InPSR26, a putative membrane protein, regulates programmed cell death during petal senescence in Japanese morning glory.

The onset and progression of petal senescence, which is a type of programmed cell death (PCD), are highly regulated. Genes showing changes in expression during petal senescence in Japanese morning glory (Ipomoea nil) were isolated and examined to elucidate their function in PCD. We show here that a putative membrane protein, InPSR26, regulates progression of PCD during petal senescence in Japanese morning glory. InPSR26 is dominantly expressed in petal limbs and its transcript level increases prior to visible senescence symptoms.
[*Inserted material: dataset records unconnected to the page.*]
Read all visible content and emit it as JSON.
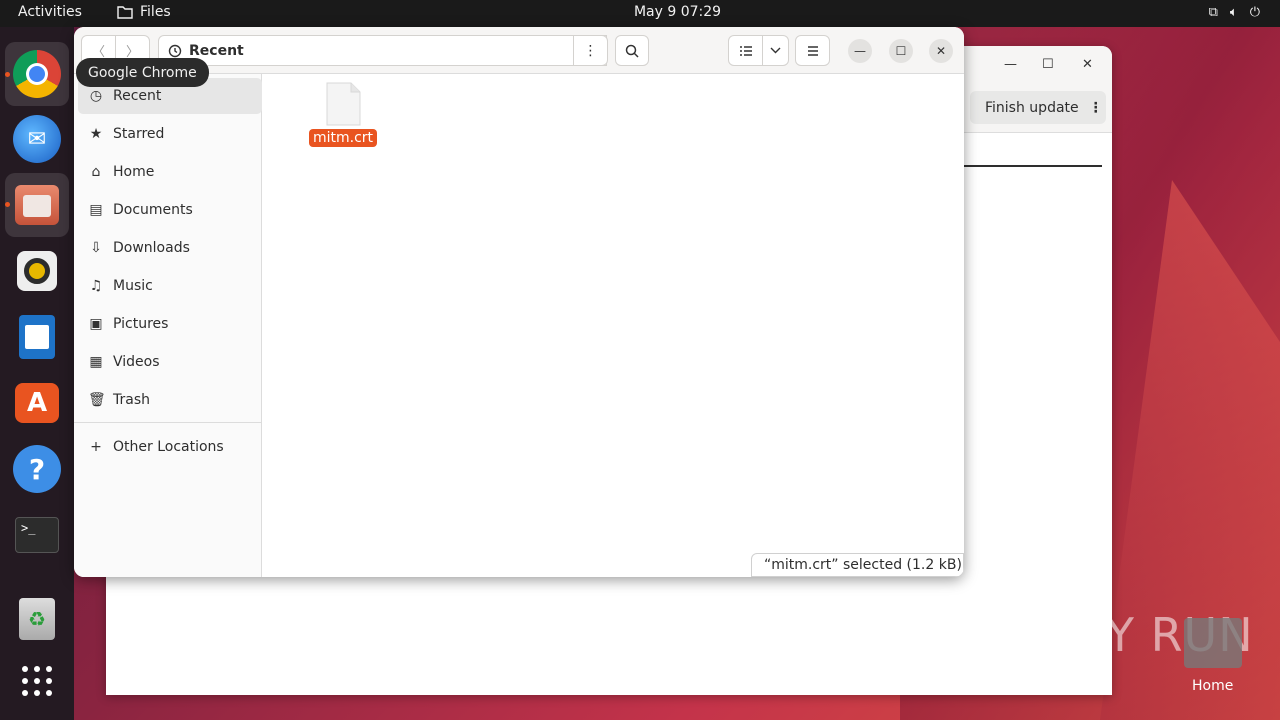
{
  "topbar": {
    "activities": "Activities",
    "app_name": "Files",
    "clock": "May 9  07:29"
  },
  "tooltip": "Google Chrome",
  "dock": {
    "items": [
      "chrome-icon",
      "thunderbird-icon",
      "files-icon",
      "rhythmbox-icon",
      "writer-icon",
      "app-center-icon",
      "help-icon",
      "terminal-icon",
      "trash-icon",
      "app-grid-icon"
    ]
  },
  "background_window": {
    "finish_button": "Finish update"
  },
  "files": {
    "location": "Recent",
    "sidebar": [
      {
        "label": "Recent",
        "icon": "clock-icon"
      },
      {
        "label": "Starred",
        "icon": "star-icon"
      },
      {
        "label": "Home",
        "icon": "home-icon"
      },
      {
        "label": "Documents",
        "icon": "document-icon"
      },
      {
        "label": "Downloads",
        "icon": "download-icon"
      },
      {
        "label": "Music",
        "icon": "music-icon"
      },
      {
        "label": "Pictures",
        "icon": "picture-icon"
      },
      {
        "label": "Videos",
        "icon": "video-icon"
      },
      {
        "label": "Trash",
        "icon": "trash-icon"
      }
    ],
    "other_locations": "Other Locations",
    "file": {
      "name": "mitm.crt"
    },
    "status": "“mitm.crt” selected  (1.2 kB)"
  },
  "watermark": "ANY RUN",
  "desktop_home_label": "Home",
  "colors": {
    "accent": "#e95420",
    "topbar": "#1a1a1a",
    "dock": "#241a22"
  }
}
Transgenic plants with reduced InPSR26 expression (PSR26r lines) showed accelerated petal wilting, with PCD symptoms including cell collapse, ion and anthocyanin leakage, and DNA degradation accelerated in petals compared to wild-type plants. Transcript levels of autophagy- and PCD-related genes (InATG4, InATG8, InVPE, and InBI-1) were reduced in the petals of PSR26r plants. Autophagy visualized by monodansylcadaverine staining confirmed that autophagy is induced in senescing petal cells of wild-type plants and that the percentage of cells containing monodansylcadaverine-stained structures, most likely autophagosomes, was significantly lower in the petals of PSR26r plants, indicating reduced autophagic activity in the PSR26r plants. These results suggest that InPSR26 acts to delay the progression of PCD during petal senescence, possibly through regulation of the autophagic process. Our data also suggest that autophagy delays PCD in petal senescence.